Though I’d spent my life in bands and would continue to do so, the desire to be out front being the main man had left me, and I longed for a less precious role in my musical proceedings. Michael, with whom I had played for many years before, advised me that Henry, the bassist of his band, Conundrum In Deed, was leaving, and did I fancy the gig? I thought about it for a few seconds before saying yes, tooling myself up with a cheap bass, and learning their album, Gentlemen, which was in the process of being completed.

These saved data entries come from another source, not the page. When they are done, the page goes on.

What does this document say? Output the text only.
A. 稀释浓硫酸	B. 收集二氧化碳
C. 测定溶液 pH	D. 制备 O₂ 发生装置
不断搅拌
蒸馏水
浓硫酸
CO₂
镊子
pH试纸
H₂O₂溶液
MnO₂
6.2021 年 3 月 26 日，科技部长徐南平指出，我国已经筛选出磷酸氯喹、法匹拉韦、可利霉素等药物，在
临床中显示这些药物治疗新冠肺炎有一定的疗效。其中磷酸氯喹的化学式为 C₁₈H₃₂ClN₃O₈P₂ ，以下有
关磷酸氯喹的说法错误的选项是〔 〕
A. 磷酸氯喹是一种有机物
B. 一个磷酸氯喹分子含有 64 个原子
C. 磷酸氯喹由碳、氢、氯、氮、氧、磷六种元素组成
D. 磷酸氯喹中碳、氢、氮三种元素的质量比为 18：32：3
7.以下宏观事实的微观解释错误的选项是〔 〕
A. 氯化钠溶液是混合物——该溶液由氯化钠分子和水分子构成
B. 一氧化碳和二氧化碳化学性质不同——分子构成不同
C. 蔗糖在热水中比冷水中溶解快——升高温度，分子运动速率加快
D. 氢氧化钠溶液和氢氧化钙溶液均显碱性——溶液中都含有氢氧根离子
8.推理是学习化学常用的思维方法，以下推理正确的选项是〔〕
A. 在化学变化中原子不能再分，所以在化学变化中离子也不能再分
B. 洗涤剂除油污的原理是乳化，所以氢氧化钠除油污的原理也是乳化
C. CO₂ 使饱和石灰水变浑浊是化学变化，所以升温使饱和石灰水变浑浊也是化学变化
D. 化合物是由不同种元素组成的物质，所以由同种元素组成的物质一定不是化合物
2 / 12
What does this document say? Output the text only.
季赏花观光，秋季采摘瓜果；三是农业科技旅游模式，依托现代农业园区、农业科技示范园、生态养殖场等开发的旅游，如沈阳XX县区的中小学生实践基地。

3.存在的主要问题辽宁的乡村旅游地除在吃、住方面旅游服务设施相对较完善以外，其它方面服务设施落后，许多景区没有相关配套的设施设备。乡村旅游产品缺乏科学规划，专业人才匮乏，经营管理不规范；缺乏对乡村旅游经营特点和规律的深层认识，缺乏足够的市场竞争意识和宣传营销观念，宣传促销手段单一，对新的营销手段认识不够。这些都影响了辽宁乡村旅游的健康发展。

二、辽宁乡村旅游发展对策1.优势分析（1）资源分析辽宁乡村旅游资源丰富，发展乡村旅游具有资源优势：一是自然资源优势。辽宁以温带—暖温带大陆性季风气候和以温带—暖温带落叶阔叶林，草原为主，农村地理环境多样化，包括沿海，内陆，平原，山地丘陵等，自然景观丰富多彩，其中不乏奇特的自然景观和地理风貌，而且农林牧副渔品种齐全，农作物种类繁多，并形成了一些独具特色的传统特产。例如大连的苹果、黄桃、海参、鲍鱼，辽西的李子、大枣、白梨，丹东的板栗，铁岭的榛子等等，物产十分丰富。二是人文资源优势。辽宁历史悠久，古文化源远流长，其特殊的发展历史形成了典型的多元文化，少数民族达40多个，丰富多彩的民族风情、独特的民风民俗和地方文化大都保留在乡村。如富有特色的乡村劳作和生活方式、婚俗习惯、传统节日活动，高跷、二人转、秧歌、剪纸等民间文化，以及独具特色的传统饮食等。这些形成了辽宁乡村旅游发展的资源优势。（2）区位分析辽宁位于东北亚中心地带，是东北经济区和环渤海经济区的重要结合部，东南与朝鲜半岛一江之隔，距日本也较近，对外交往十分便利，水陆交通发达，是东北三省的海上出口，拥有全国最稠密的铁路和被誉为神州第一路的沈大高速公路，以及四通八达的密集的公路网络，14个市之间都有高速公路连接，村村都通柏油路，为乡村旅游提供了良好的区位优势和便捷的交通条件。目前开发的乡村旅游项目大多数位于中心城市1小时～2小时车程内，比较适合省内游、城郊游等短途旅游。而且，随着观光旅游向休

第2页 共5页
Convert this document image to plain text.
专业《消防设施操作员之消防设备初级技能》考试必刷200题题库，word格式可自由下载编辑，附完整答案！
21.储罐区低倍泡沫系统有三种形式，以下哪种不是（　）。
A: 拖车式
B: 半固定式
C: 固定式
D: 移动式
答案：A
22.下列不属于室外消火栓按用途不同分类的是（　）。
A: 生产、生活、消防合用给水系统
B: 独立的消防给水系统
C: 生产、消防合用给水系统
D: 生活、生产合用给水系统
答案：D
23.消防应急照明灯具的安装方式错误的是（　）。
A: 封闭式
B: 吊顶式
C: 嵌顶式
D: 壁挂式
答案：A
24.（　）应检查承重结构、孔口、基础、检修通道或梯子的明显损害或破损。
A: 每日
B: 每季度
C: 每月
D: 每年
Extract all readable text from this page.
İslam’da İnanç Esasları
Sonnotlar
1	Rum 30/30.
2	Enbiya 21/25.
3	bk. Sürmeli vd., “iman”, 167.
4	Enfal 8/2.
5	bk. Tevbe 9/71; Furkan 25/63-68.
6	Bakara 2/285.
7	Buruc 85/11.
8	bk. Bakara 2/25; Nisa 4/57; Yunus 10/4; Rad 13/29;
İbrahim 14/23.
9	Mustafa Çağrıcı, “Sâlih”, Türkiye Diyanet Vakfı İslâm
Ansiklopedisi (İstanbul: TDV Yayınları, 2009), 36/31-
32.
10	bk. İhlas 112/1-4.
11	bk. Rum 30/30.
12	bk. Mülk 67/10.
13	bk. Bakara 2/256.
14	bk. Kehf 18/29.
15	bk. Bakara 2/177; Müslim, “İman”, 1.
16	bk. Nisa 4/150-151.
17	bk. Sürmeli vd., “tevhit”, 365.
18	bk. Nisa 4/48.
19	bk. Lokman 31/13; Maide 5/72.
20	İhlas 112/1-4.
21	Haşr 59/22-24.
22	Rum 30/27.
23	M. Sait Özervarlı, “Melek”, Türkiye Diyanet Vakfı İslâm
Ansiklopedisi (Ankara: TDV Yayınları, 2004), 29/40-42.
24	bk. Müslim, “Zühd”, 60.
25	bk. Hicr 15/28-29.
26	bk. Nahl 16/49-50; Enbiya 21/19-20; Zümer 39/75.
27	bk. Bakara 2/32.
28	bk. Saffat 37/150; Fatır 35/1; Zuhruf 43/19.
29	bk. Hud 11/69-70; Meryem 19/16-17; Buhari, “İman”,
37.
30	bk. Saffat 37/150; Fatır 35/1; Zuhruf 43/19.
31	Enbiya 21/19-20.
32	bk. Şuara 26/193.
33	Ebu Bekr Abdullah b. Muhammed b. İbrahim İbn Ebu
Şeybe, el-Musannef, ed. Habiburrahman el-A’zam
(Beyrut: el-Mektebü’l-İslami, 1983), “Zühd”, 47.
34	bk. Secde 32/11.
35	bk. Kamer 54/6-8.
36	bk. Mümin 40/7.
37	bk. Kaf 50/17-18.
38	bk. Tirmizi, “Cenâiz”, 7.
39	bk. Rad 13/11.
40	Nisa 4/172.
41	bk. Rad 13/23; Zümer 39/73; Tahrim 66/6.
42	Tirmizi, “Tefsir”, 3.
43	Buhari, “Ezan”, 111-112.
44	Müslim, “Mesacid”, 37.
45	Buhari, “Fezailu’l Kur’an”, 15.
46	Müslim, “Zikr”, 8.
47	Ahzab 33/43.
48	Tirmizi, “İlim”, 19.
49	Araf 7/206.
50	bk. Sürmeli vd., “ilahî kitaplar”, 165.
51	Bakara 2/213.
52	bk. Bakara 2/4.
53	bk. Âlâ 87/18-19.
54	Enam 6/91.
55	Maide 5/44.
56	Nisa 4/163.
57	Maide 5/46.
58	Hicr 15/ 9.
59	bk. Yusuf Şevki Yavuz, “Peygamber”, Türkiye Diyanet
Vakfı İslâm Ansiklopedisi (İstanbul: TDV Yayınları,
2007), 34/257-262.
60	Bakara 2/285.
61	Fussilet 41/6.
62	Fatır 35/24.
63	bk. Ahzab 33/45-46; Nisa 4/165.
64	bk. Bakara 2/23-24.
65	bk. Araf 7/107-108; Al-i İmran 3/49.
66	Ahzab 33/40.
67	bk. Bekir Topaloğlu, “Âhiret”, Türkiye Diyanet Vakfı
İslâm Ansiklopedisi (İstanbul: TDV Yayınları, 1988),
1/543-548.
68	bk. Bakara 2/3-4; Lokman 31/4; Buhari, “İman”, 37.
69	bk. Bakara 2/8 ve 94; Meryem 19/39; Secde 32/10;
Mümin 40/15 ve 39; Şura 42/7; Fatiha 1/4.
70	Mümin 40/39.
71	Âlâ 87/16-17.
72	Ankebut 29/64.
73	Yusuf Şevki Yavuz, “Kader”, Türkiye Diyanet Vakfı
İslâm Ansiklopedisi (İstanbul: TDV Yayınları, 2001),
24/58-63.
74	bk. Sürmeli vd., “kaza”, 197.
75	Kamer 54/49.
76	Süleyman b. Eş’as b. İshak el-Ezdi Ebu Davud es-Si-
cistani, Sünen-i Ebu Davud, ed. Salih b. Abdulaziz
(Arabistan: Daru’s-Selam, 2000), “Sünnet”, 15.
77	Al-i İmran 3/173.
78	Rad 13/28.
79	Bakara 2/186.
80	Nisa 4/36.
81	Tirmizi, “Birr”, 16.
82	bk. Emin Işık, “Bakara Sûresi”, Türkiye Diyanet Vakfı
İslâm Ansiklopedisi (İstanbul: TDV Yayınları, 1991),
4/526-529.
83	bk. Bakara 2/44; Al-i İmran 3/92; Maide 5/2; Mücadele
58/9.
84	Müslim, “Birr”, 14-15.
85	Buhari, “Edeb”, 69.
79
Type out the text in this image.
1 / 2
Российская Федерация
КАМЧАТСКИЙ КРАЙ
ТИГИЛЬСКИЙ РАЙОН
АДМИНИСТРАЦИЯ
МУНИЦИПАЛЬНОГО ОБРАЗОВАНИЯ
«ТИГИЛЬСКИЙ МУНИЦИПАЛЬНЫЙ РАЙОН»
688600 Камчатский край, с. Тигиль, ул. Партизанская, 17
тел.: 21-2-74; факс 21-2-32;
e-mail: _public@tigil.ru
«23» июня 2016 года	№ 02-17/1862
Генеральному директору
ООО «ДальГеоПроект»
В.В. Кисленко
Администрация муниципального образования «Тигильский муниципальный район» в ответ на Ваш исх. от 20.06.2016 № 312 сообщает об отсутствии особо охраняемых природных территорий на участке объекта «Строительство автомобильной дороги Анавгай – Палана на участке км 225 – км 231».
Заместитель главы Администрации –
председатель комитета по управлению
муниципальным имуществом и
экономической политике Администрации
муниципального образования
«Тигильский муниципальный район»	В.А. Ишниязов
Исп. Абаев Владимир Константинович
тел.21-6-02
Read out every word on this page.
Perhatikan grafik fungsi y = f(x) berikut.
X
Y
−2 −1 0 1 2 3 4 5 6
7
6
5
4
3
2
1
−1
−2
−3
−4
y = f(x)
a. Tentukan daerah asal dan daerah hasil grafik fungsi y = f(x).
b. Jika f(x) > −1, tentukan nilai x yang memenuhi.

Aside from being the context in which I met Tom, who would later be part of the Strange Deeds triumvirate, Conundrum was my first gig on bass since The Paperback Throne, which was also the first band in which I sang harmony. Henry was a superb bassist, an eager, nimble young man who had grown up listening to prog almost exclusively, and whose raw talent had supped at the fountain of Chris Squire. Taking up his weaving Rickenbacker lines on my somewhat-less-subtle Stingray was a task, and it was to my own amazement that I could get anywhere near them.
I sang backing on this record, taking up full bass and second vocal duties on the next, Travelling House, though I sadly do not have a link to that.
Despite the extremely poor split of the band that occurred after this, and the subsequent ill feeling, I am able to stand outside of it, and see it as a record that did not belong to its’ time, being pitched somewhat further back than the period in which it was recorded. Nevertheless, of my time in Conundrum In Deed I am proud, though I truly wish it had ended differently.